The amendment also contains an inherent contradiction between issuing guidance on policy, which must be in general terms, and ensuring that it is appropriate to the
“individual circumstances of a particular case”.
The Lord Advocate cannot say what would be appropriate in every conceivable set of individual circumstances.
I hope that Richard Lyle will take reassurance from the fact that, at stage 2, the lead committee heard from the Lord Advocate that guidance will be prepared and issued to the chief constable. The Lord Advocate said:
“If the bill is passed, I intend to issue Lord Advocate’s guidelines to the chief constable of Police Scotland on the investigation and reporting of allegations of assaults by parents on children. Those guidelines and prosecutorial policy will support a proportionate and appropriate response to the individual circumstances of particular cases.”—[
Official Report, Equalities and Human Rights Committee,
6 June 2019; c 3.]
The phrase “proportionate and appropriate” is very important, as it is the phrase that Richard Lyle used.
The Lord Advocate went on to say:
“we are already in discussion with Police Scotland about the shape and parameters of guidelines. That is under active consideration. I certainly intend to issue guidelines as near as possible to the coming into force of the legislation. I issue guidelines to the chief constable, and it is then his responsibility to disseminate the instructions to his officers on the ground.”—[
Official Report, Equalities and Human Rights Committee,
6 June 2019; c 9.]
Importantly, the Lord Advocate also set out details of the current publicly available prosecution code, which contains comment on the public interest test and how the best interests of the child are central to decision making. We also heard about that from Police Scotland and social workers, who are at the front line of dealing with such issues. The amendment is therefore likely to cause confusion as to whether section 1 is in force and add no value to the work that the Lord Advocate has already confirmed is under way.
I hope that that provides some assurance to Richard Lyle. If he presses his amendment, I ask colleagues not to support it.

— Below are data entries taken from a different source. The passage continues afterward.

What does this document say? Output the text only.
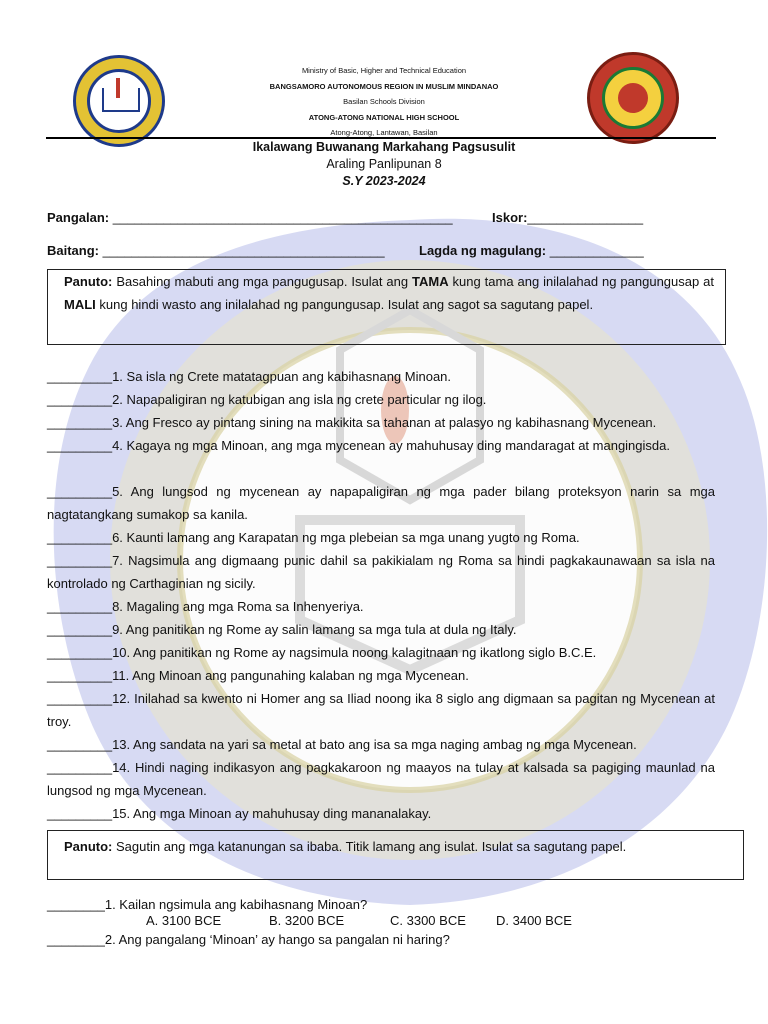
Ministry of Basic, Higher and Technical Education
BANGSAMORO AUTONOMOUS REGION IN MUSLIM MINDANAO
Basilan Schools Division
ATONG-ATONG NATIONAL HIGH SCHOOL
Atong-Atong, Lantawan, Basilan
Ikalawang Buwanang Markahang Pagsusulit
Araling Panlipunan 8
S.Y 2023-2024
Pangalan: _______________________________________________	Iskor:________________
Baitang: _______________________________________	Lagda ng magulang: _____________
Panuto: Basahing mabuti ang mga pangugusap. Isulat ang TAMA kung tama ang inilalahad ng pangungusap at MALI kung hindi wasto ang inilalahad ng pangungusap. Isulat ang sagot sa sagutang papel.
_________1. Sa isla ng Crete matatagpuan ang kabihasnang Minoan.
_________2. Napapaligiran ng katubigan ang isla ng crete particular ng ilog.
_________3. Ang Fresco ay pintang sining na makikita sa tahanan at palasyo ng kabihasnang Mycenean.
_________4. Kagaya ng mga Minoan, ang mga mycenean ay mahuhusay ding mandaragat at mangingisda.
_________5. Ang lungsod ng mycenean ay napapaligiran ng mga pader bilang proteksyon narin sa mga nagtatangkang sumakop sa kanila.
_________6. Kaunti lamang ang Karapatan ng mga plebeian sa mga unang yugto ng Roma.
_________7. Nagsimula ang digmaang punic dahil sa pakikialam ng Roma sa hindi pagkakaunawaan sa isla na kontrolado ng Carthaginian ng sicily.
_________8. Magaling ang mga Roma sa Inhenyeriya.
_________9. Ang panitikan ng Rome ay salin lamang sa mga tula at dula ng Italy.
_________10. Ang panitikan ng Rome ay nagsimula noong kalagitnaan ng ikatlong siglo B.C.E.
_________11. Ang Minoan ang pangunahing kalaban ng mga Mycenean.
_________12. Inilahad sa kwento ni Homer ang sa Iliad noong ika 8 siglo ang digmaan sa pagitan ng Mycenean at troy.
_________13. Ang sandata na yari sa metal at bato ang isa sa mga naging ambag ng mga Mycenean.
_________14. Hindi naging indikasyon ang pagkakaroon ng maayos na tulay at kalsada sa pagiging maunlad na lungsod ng mga Mycenean.
_________15. Ang mga Minoan ay mahuhusay ding mananalakay.
Panuto: Sagutin ang mga katanungan sa ibaba. Titik lamang ang isulat. Isulat sa sagutang papel.
________1. Kailan ngsimula ang kabihasnang Minoan?
A. 3100 BCE	B. 3200 BCE	C. 3300 BCE D. 3400 BCE
________2. Ang pangalang ‘Minoan’ ay hango sa pangalan ni haring?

Today, during a school visit by Taylor high school, I was asked what I believe in. I believe in the rule of law and I believe that I should stand up and share my concerns at each and every opportunity, and that, most of the time, I should listen to my constituents who have emailed me, sharing their concerns regarding the bill.

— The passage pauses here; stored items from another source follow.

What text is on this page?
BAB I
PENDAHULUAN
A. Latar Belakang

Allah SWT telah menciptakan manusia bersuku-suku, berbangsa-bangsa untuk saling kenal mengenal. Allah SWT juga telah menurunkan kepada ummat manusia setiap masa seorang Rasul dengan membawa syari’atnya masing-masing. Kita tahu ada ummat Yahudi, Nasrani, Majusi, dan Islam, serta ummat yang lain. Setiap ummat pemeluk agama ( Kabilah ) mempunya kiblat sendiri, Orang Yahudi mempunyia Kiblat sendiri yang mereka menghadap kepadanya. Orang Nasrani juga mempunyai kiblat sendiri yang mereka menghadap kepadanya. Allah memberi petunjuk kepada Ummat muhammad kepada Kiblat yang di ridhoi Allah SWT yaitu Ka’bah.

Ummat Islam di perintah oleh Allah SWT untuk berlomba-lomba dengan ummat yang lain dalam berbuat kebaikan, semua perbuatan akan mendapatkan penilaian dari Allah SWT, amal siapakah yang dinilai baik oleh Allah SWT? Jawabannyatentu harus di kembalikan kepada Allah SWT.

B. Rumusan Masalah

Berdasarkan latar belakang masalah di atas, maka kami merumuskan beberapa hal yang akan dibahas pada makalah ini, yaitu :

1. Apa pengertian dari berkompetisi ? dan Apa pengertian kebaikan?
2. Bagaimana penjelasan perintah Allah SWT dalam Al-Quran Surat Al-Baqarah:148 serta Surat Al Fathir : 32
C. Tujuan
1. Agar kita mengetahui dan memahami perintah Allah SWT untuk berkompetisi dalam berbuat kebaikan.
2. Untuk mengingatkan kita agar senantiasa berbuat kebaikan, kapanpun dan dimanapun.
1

I also believe that I should be allowed to share those concerns and I therefore thank every member in the chamber for listening to my concerns without a single interruption, for a change. I also thank John Finnie for the discussion that we had.
Members lodge amendments and sometimes we later think about them and have a change of mind. With regard to the minister’s comments, I believe that the Lord Advocate has now indicated that he will begin discussions with Police Scotland, with a view to producing procedural guidance. It is a feature of our law that the police are not obliged to report every crime: they report according to the parameters that the Lord Advocate lays down, and prosecutors are not obliged to prosecute every crime.
Due to those assurances, I will not press my amendment. However, I believe that I have made the point for safeguarding and I have made the point that, as far as I am concerned, assurances have been made. Therefore, I am not pressing my amendment 1.